Much like, @Alex Trounev I defined
\begin{equation} R(\tau) = \int_0^\tau \frac{d \tau'}{a(\tau')}, \qquad \dot{R}(\tau) = \frac{1}{a(\tau)} . \end{equation}
Given $I(\tau)$ above, you can expand the cubic term and then define four variables
\begin{equation} v_i(\tau) = \int_{0}^{\tau}\Gamma(\tau')a^3(\tau) R^i(\tau)\ d\tau \end{equation}
each of which corresponds to the differential equation
\begin{equation} \dot{v}_i(\tau) = \Gamma(\tau')a^3(\tau) R^i(\tau), \qquad i = 0,1,2,3 \end{equation}
This allows us to write the function $I(\tau)$ as
\begin{equation} I(\tau) = \frac{4\pi}{3}\left\{ R^3(\tau)v_0(\tau) - 3R^2(\tau)v_1(\tau) + 3R(\tau)v_2(\tau) + v_3(\tau) \right\} . \end{equation}
The initial conditions for each $v_i(\tau = 0) = 0$. I tried integrating this system (see below). While I get a similar result, the height of the peak is significantly different. It also seems like there is an issue with Gam0 = 1. I'm not particularly sure what is causing the cusp at t ~ 2.
I am not sure where my error is here, so any input would be appreciated.
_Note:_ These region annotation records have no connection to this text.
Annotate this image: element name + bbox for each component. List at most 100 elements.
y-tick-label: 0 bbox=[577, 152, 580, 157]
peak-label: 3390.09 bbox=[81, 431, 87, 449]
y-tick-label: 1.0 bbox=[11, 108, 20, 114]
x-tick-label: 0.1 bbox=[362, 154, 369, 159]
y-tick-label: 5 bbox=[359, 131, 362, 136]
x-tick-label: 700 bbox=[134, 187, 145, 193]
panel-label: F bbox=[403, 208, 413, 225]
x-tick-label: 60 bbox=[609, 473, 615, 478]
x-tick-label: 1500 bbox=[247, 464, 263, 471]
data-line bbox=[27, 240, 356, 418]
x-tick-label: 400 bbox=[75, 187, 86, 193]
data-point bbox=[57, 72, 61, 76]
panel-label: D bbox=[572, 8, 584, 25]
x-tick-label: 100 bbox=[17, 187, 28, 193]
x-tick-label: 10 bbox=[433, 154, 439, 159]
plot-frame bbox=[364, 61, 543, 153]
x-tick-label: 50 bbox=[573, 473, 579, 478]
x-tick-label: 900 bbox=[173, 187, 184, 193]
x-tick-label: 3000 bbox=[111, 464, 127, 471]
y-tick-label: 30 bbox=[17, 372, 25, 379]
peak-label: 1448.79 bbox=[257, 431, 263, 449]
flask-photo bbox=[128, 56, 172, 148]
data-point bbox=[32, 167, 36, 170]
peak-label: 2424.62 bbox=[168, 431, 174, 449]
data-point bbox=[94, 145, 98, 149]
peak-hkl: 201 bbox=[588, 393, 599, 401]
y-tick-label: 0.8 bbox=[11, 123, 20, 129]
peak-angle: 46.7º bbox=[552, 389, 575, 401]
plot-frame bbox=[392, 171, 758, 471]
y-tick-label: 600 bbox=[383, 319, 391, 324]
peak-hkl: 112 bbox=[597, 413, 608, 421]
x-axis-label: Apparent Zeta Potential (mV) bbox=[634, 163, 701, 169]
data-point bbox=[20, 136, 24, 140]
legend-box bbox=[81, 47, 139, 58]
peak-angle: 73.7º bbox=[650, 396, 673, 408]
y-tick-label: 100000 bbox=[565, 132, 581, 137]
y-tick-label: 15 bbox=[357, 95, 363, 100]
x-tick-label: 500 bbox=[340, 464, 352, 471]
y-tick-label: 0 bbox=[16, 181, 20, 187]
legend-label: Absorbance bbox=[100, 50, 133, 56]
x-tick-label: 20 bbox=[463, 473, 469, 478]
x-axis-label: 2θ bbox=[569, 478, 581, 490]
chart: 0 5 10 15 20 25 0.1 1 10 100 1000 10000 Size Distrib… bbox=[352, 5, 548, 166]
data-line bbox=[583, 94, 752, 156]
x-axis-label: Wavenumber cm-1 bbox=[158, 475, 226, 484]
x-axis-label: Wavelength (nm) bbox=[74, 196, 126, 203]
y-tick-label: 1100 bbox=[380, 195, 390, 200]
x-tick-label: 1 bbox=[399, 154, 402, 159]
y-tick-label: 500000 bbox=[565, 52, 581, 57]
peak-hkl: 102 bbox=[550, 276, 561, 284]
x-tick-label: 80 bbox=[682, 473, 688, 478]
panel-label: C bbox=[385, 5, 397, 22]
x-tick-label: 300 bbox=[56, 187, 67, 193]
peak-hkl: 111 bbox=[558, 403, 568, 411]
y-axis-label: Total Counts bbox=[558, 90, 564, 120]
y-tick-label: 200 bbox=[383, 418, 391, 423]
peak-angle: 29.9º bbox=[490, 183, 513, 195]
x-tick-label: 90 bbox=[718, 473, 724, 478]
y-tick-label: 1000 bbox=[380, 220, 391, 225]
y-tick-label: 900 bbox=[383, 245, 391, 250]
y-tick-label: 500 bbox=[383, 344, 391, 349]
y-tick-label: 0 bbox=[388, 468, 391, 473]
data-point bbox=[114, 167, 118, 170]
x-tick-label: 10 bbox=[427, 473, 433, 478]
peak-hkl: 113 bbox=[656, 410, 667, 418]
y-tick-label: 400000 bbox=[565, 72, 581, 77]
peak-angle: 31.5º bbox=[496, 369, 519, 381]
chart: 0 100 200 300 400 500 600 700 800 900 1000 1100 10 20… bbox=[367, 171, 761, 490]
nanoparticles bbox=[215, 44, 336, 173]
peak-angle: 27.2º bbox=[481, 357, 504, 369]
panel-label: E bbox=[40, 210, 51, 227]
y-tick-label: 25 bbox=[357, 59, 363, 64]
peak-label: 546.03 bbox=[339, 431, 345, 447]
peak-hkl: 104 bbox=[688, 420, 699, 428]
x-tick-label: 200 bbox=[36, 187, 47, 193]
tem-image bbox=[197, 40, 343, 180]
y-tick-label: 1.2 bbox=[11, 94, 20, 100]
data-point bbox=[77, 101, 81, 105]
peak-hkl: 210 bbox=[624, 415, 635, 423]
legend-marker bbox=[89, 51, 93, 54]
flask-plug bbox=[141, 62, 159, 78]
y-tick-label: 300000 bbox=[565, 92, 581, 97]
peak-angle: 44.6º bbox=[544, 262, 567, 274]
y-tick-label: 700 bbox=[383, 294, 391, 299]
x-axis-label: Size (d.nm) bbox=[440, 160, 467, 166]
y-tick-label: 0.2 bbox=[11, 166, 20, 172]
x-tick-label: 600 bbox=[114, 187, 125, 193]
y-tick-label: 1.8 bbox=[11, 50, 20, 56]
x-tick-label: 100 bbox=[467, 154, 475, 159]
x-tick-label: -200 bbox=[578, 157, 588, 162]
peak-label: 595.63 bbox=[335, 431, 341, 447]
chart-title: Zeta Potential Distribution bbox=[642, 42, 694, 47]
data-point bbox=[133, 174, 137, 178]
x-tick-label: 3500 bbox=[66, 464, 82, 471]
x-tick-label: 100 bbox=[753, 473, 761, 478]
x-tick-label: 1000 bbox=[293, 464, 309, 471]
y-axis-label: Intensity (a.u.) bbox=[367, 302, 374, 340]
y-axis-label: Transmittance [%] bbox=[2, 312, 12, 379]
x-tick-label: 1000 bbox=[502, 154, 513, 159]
Gam[t_] := Gam0*Exp[beta*t] ; Gam0 = 1; beta = 1;
t0 = 0; tf = 4;
Ii[t_] := (4 Pi)/
3 (Rr[t]^3 v0[t] - 3* Rr[t]^2 v1[t] + 3* Rr[t]*v2[t] - v3[t]);
eqs = {
a'[t] == a[t]/Sqrt[3]*Sqrt[rhoR[t] + Exp[-Ii[t]]],
rhoR'[t] + 4*a'[t]/a[t] rhoR[t] == -D[Exp[-Ii[t]], t],
Rr'[t] == 1/a[t],
v0'[t] == Gam[t]*a[t]^3,
v1'[t] == Gam[t]*a[t]^3*Rr[t],
v2'[t] == Gam[t]*a[t]^3*Rr[t]^2,
v3'[t] == Gam[t]*a[t]^3*Rr[t]^3,
rhoR[t0] == 1,
a[t0] == 1,
Rr[t0] == 0,
v0[t0] == 0,
v1[t0] == 0,
v2[t0] == 0,
v3[t0] == 0
};
sols = NDSolve[eqs, {a, rhoR, Rr, v0, v1, v2, v3}, {t, t0, tf},
WorkingPrecision -> MachinePrecision];
Update 2
My issues was one rouge minus sign in front of v3 (corrected above). The code now reproduces @Alex Trounev's quite well. Problem solved!